The proposal, if approved by members of the Governor’s Property Tax Task Force, will land on the Gov. Greg Gianforte’s desk in the form of a recommendation that can be brought to the 2025 Legislature. If it does not make it to the governor’s office through the task force, a lawmaker can still carry it during the upcoming session. Education experts and lawmakers anticipate a number of proposals to reconfigure the state funding formula will be brought in 2025.

“We’re looking at the full funding formula this next session,” Rep. Linda Reksten, R-Polson, a member of the education interim committee, said. “We’re understanding where the funding is going and really schooling up legislators, as well as exploring how we can solve various issues.”

The CAMPS Coalition is advocating for a number of other funding mechanism changes.

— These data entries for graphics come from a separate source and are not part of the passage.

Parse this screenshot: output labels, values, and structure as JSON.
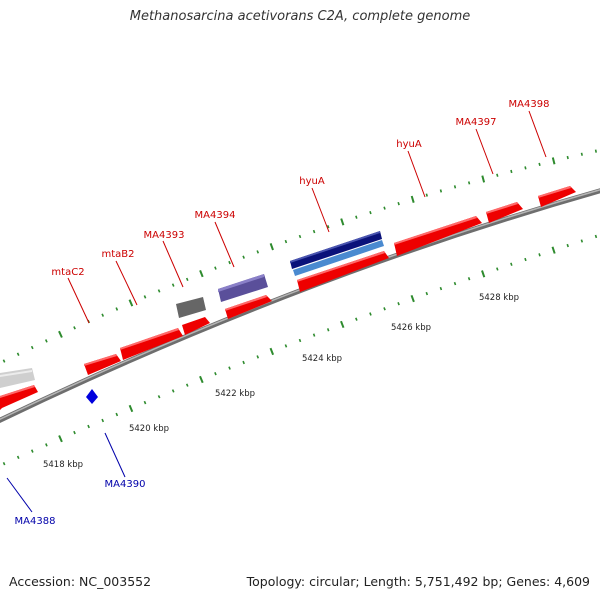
{
  "title": "Methanosarcina acetivorans C2A, complete genome",
  "footer": {
    "accession": "Accession: NC_003552",
    "summary": "Topology: circular; Length: 5,751,492 bp; Genes: 4,609"
  },
  "colors": {
    "forward_gene": "#ff0000",
    "reverse_gene": "#0000dd",
    "backbone": "#8a8a8a",
    "tick": "#2e8b2e",
    "forward_label": "#cc0000",
    "reverse_label": "#0000aa"
  },
  "scale_labels": [
    "5418 kbp",
    "5420 kbp",
    "5422 kbp",
    "5424 kbp",
    "5426 kbp",
    "5428 kbp"
  ],
  "gene_labels": [
    {
      "text": "mtaC2",
      "strand": "forward"
    },
    {
      "text": "mtaB2",
      "strand": "forward"
    },
    {
      "text": "MA4393",
      "strand": "forward"
    },
    {
      "text": "MA4394",
      "strand": "forward"
    },
    {
      "text": "hyuA",
      "strand": "forward"
    },
    {
      "text": "hyuA",
      "strand": "forward"
    },
    {
      "text": "MA4397",
      "strand": "forward"
    },
    {
      "text": "MA4398",
      "strand": "forward"
    },
    {
      "text": "MA4390",
      "strand": "reverse"
    },
    {
      "text": "MA4388",
      "strand": "reverse"
    }
  ]
}
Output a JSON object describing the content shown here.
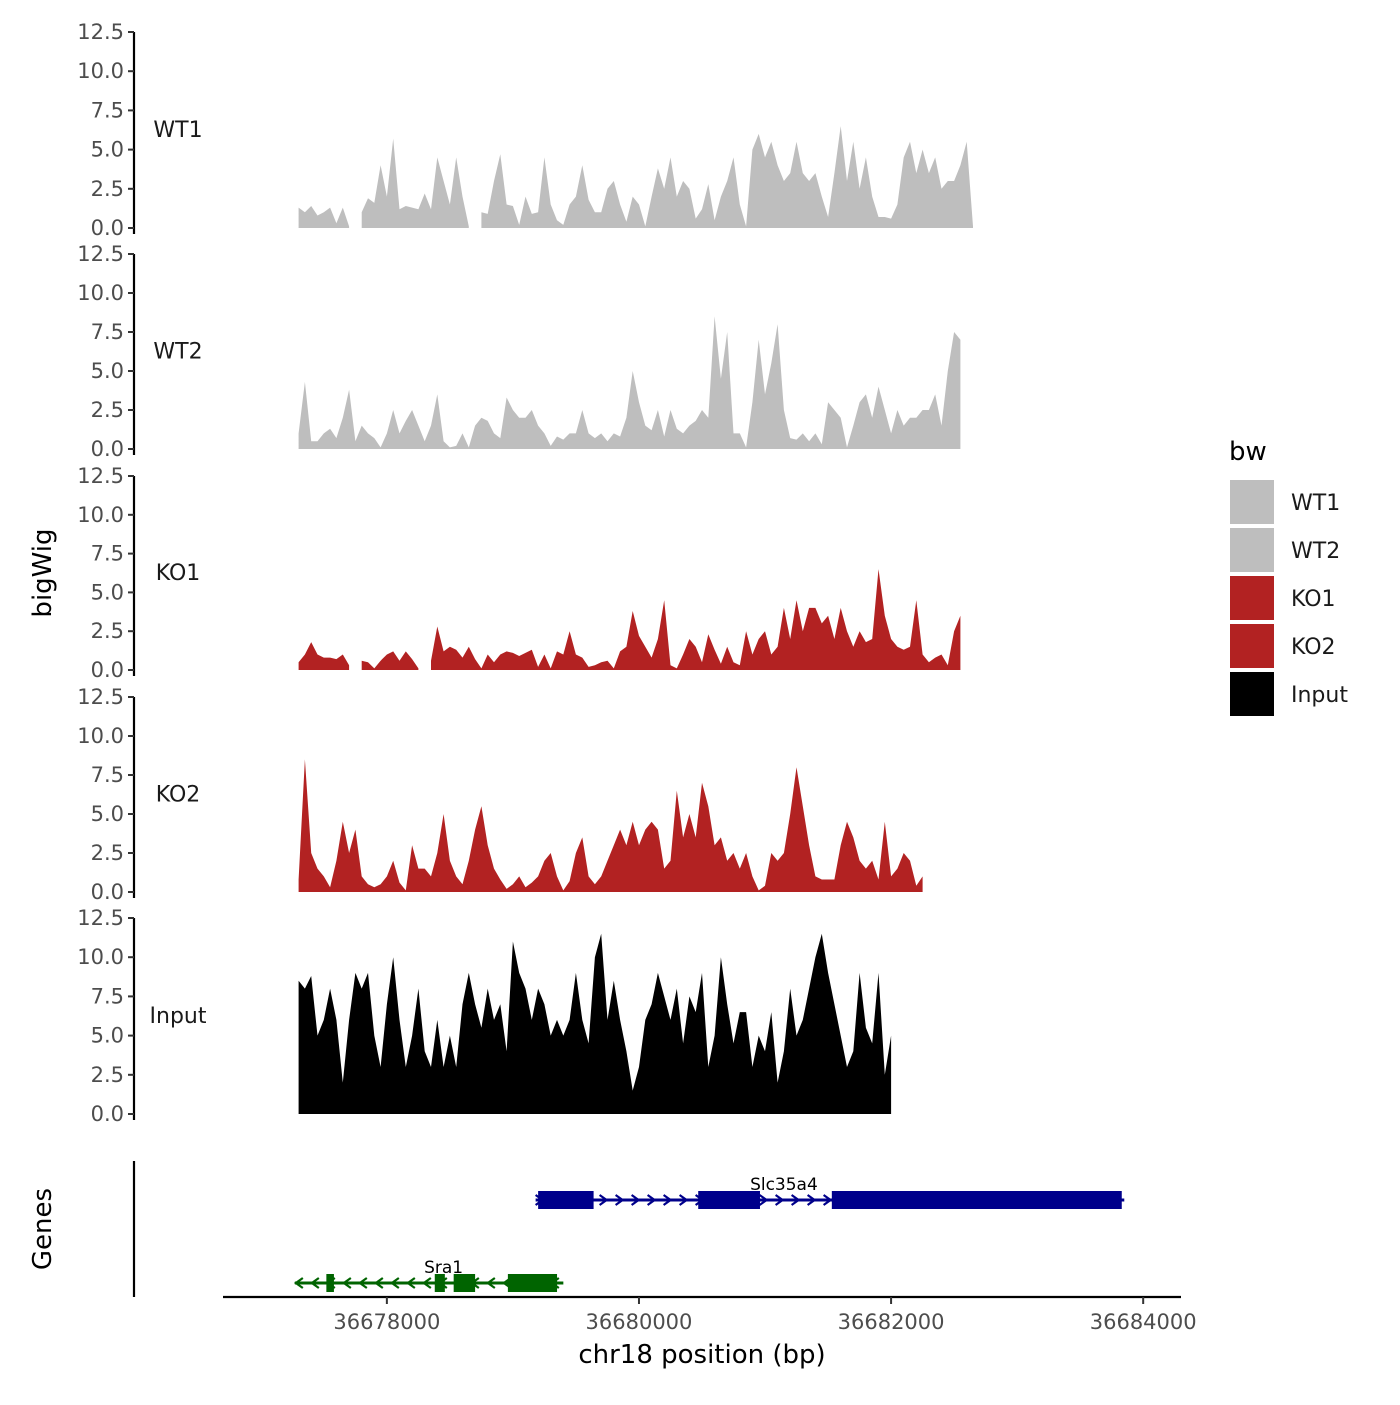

According to Melton, the group hopes to move the state away from the per-student funding formula and towards payments per quality educator. With the current per-student formula, a 50-student school district that loses five students in a year will see a 10% drop in funding, a critical and sometimes insurmountable loss for small public schools. By putting more weight on educators and less on students, Melton said, the state can stabilize funding, especially for small, rural schools.

The group is also pushing to allow districts to increase taxes to meet the pressures of inflation. The Montana Legislature adjusts the growth rate for state education funding, which may not increase by more than 3% per year to account for inflation. The Legislature in 2023 authorized a 2.7% funding increase for 2024 and a 3% increase for 2025. 

Yet inflation has far outpaced a 3% rate, and educators have argued that it costs more to do everything, from running school buses to buying paper. The consumer price index saw 4.7% inflation in 2021; 8% in 2022; and 4.1% in 2023.

Melton said the 3% growth rate for school funding historically met Montana’s needs, but now is barely enough to help districts keep the lights on.

“It became a big deal when we had inflation following the pandemic that we hadn’t seen since 1978,” he said.